Au-delà des exigences réglementaires, les constructeurs automobiles s’appliquent à rendre leurs véhicules de plus en plus sûrs. En France, les groupes Renault et PSA ont uni leurs forces au sein d’une structure de recherche commune, le LAB. Il est à l’origine de nombreux progrès.
Comme son sigle l’indique, le Laboratoire d’accidentologie, de biomécanique et d’études du comportement humain (LAB) explore ces trois volets indispensables pour éviter des accidents ou en atténuer les conséquences. Créé en 1969, il emploie une vingtaine de chercheurs qui testent, analysent et formulent des recommandations aux constructeurs mais aussi aux pouvoirs publics.
À l’occasion de son cinquantième anniversaire, en octobre 2019, le LAB a rappelé que ses efforts n’ont pas été pour rien dans le recul observé de la mortalité routière. Depuis le pic enregistré en France en 1973, le risque d’être tué en voiture a été divisé par cinq et celui de blessures graves à mortelles a diminué de 41 % pour le conducteur et de 15 % pour le passager avant. Un bilan qui tient, en partie, à une meilleure protection des occupants en cas de choc.
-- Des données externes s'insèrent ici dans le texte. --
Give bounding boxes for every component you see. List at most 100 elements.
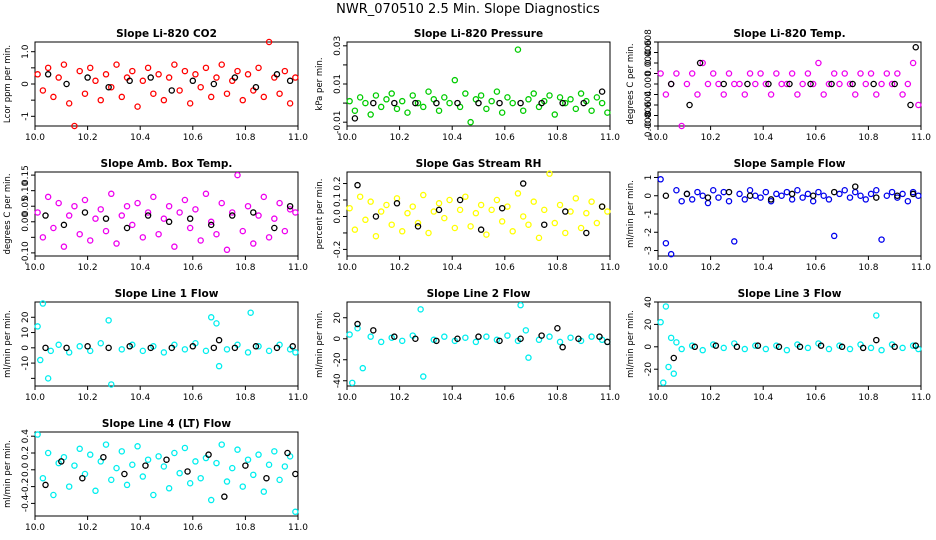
- data-point: [498, 218, 506, 225]
- data-point: [870, 80, 877, 88]
- data-point: [820, 192, 827, 199]
- data-point: [435, 206, 443, 214]
- y-axis-label: degrees C per min.: [3, 173, 13, 254]
- data-point: [554, 324, 561, 332]
- data-point: [846, 194, 854, 201]
- series-selected: [42, 336, 296, 352]
- data-point: [694, 188, 701, 196]
- data-point: [467, 223, 474, 230]
- x-tick-label: 10.4: [753, 263, 773, 273]
- data-point: [683, 190, 691, 198]
- data-point: [498, 109, 506, 116]
- data-point: [176, 469, 183, 477]
- data-point: [662, 91, 670, 98]
- data-point: [541, 206, 548, 214]
- x-tick-label: 10.2: [390, 263, 410, 273]
- data-point: [859, 344, 867, 352]
- y-tick-label: 0.10: [21, 180, 31, 200]
- data-point: [354, 324, 361, 332]
- data-point: [867, 190, 875, 198]
- data-point: [420, 103, 427, 111]
- y-tick-label: 0.1: [333, 193, 343, 207]
- data-point: [414, 219, 422, 227]
- data-point: [265, 234, 273, 241]
- data-point: [202, 347, 210, 355]
- data-point: [367, 198, 374, 205]
- data-point: [105, 344, 112, 352]
- y-tick-label: 10: [21, 327, 31, 339]
- data-point: [176, 209, 183, 216]
- data-point: [678, 197, 685, 205]
- data-point: [786, 80, 793, 88]
- data-point: [744, 80, 751, 88]
- data-point: [168, 87, 176, 94]
- data-point: [446, 99, 453, 107]
- x-tick-label: 10.6: [495, 393, 515, 403]
- data-point: [409, 203, 416, 210]
- x-tick-label: 10.0: [648, 133, 668, 143]
- data-point: [809, 197, 817, 205]
- data-point: [346, 204, 353, 212]
- x-tick-label: 10.8: [235, 263, 255, 273]
- y-axis-label: ml/min per min.: [626, 180, 636, 248]
- data-point: [435, 200, 443, 207]
- data-point: [239, 483, 247, 490]
- x-tick-label: 10.2: [390, 393, 410, 403]
- data-point: [181, 67, 189, 75]
- data-point: [736, 190, 743, 198]
- x-tick-label: 10.4: [753, 393, 773, 403]
- data-point: [404, 109, 411, 116]
- x-tick-label: 11.0: [600, 133, 620, 143]
- data-point: [670, 370, 678, 377]
- y-tick-label: 0: [644, 344, 654, 350]
- data-point: [129, 461, 136, 469]
- y-axis-label: kPa per min.: [315, 57, 325, 110]
- plot-frame: [346, 171, 611, 257]
- data-point: [483, 333, 490, 340]
- data-point: [60, 221, 68, 229]
- data-point: [741, 345, 749, 353]
- data-point: [218, 199, 225, 207]
- data-point: [441, 333, 448, 340]
- data-point: [97, 339, 105, 347]
- data-point: [799, 194, 806, 201]
- data-point: [665, 363, 672, 371]
- data-point: [60, 61, 68, 68]
- data-point: [556, 94, 564, 101]
- data-point: [878, 80, 885, 88]
- data-point: [825, 196, 833, 203]
- data-point: [210, 344, 218, 352]
- data-point: [762, 80, 770, 88]
- data-point: [670, 354, 678, 362]
- data-point: [862, 196, 870, 203]
- data-point: [192, 71, 199, 78]
- data-point: [377, 208, 385, 215]
- figure-title: NWR_070510 2.5 Min. Slope Diagnostics: [336, 2, 600, 17]
- data-point: [567, 96, 574, 103]
- data-point: [129, 67, 136, 75]
- data-point: [207, 218, 215, 226]
- data-point: [425, 88, 432, 95]
- x-tick-label: 10.8: [547, 393, 567, 403]
- y-tick-label: 0.01: [333, 74, 343, 94]
- data-point: [250, 240, 257, 247]
- data-point: [76, 343, 83, 350]
- chart-panel: Slope Line 3 Flow 10.0 10.2 10.4 10.6 10.8 11.…: [626, 288, 931, 403]
- y-tick-label: 0.15: [21, 165, 31, 185]
- data-point: [181, 444, 189, 452]
- data-point: [736, 80, 743, 88]
- data-point: [263, 474, 270, 482]
- data-point: [657, 318, 664, 326]
- series-selected: [44, 71, 294, 94]
- chart-panel: Slope Li-820 Temp. 10.0 10.2 10.4 10.6 10.8 11…: [626, 28, 931, 143]
- x-tick-label: 10.2: [701, 263, 721, 273]
- data-point: [97, 96, 105, 104]
- data-point: [42, 481, 49, 489]
- x-tick-label: 10.4: [442, 393, 462, 403]
- data-point: [134, 103, 141, 110]
- chart-title: Slope Li-820 Pressure: [414, 28, 543, 40]
- data-point: [63, 80, 70, 88]
- data-point: [704, 80, 712, 88]
- data-point: [210, 80, 218, 88]
- data-point: [783, 346, 791, 354]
« Nous travaillons sur la milliseconde car un crash dure 100 millisecondes, soit un battement de cils, pendant lesquelles le véhicule doit être capable de détecter le choc et de déclencher les dispositifs de protection », rappellent Maxime Labrousse et Stéphane Mogodin, tous deux accidentologues.
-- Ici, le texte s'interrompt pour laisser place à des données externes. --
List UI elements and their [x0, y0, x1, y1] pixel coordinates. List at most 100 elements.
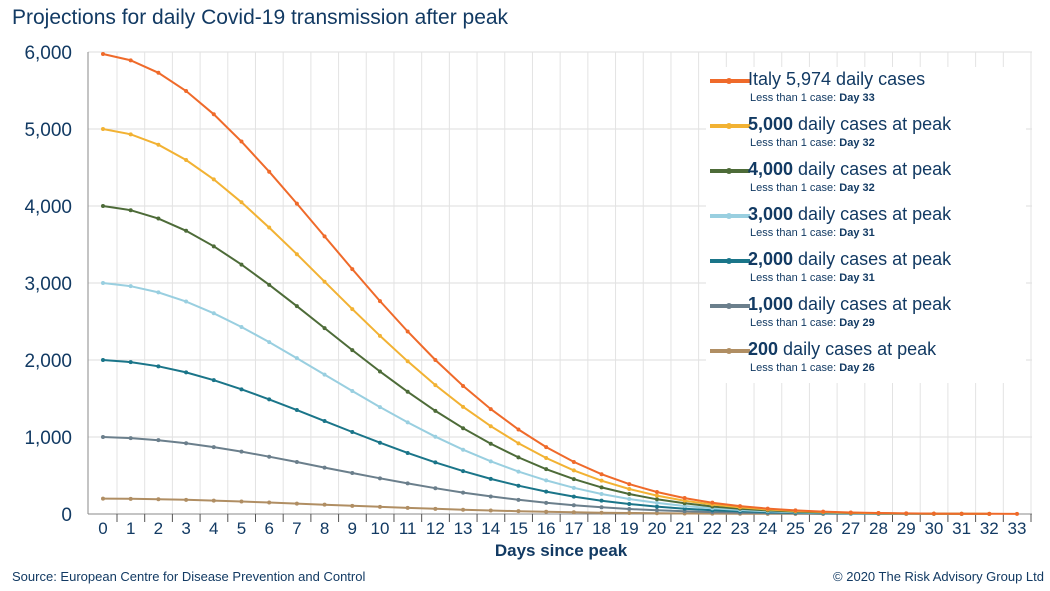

Le LAB a par exemple donné un coup de jeune à la ceinture de sécurité en y ajoutant des « limiteurs d’effort ». Pour éviter que la tension, extrême, de la sangle (jusqu’à une tonne d’effort supportées par les crêtes iliaques(1)) ne fasse des dégâts, ce dispositif la relâche légèrement. « Nous avons presque divisé par deux le risque de lésion mortelle, surtout chez les personnes âgées », expliquent les deux spécialistes. D’autant que les limiteurs d’effort sont associés à des « prétensionneurs », des dispositifs pyrotechniques qui rattrapent le jeu persistant entre la ceinture et le haut du corps afin que la sangle soit bien plaquée au moment du choc. Placés dans les boucles de ceintures sur les côtés des sièges, les premiers prétensionneurs ont réussi à effacer jusqu’à six centimètres de jeu. Grâce aux ingénieurs, une nouvelle génération, désormais logée en haut du siège, dans l’enrouleur, est capable d’en rattraper quinze centimètres.
Mannequins vedettes
Pour arriver à ces résultats, les scientifiques réalisent leurs propres expériences en laboratoire grâce à des mannequins « bio-fidèles » de plus en plus sophistiqués. Les modèles en deux dimensions, utilisés dans les années 1990 ont cédé la place à des versions en 3D. Composés de trois millions d’éléments, ces annequins modélisent avec précision l’anatomie des passagers en tenant compte de leur posture et de leur stature. « Nos mannequins sont capables de prédire les liaisons les plus fréquentes et ils nous permettent d’étudier différentes configurations telles que l’interaction entre les ceintures et les airbags », détaillent
Philippe Petit et Xavier Trosseille, experts en biomécanique. Pour affiner ses travaux, le LAB s’est doté au fil du temps d’une véritable famille de mannequins. On y trouve désormais des modèles de type féminin, de taille et de carrure plus fines. La part croissante des personnes obèses (15 % de la population) a dicté la conception d’un mannequin représentatif. Le LAB l’utilise actuellement dans un projet de recherche visant à adapter les prétensionneurs de ceintures à cette morphologie.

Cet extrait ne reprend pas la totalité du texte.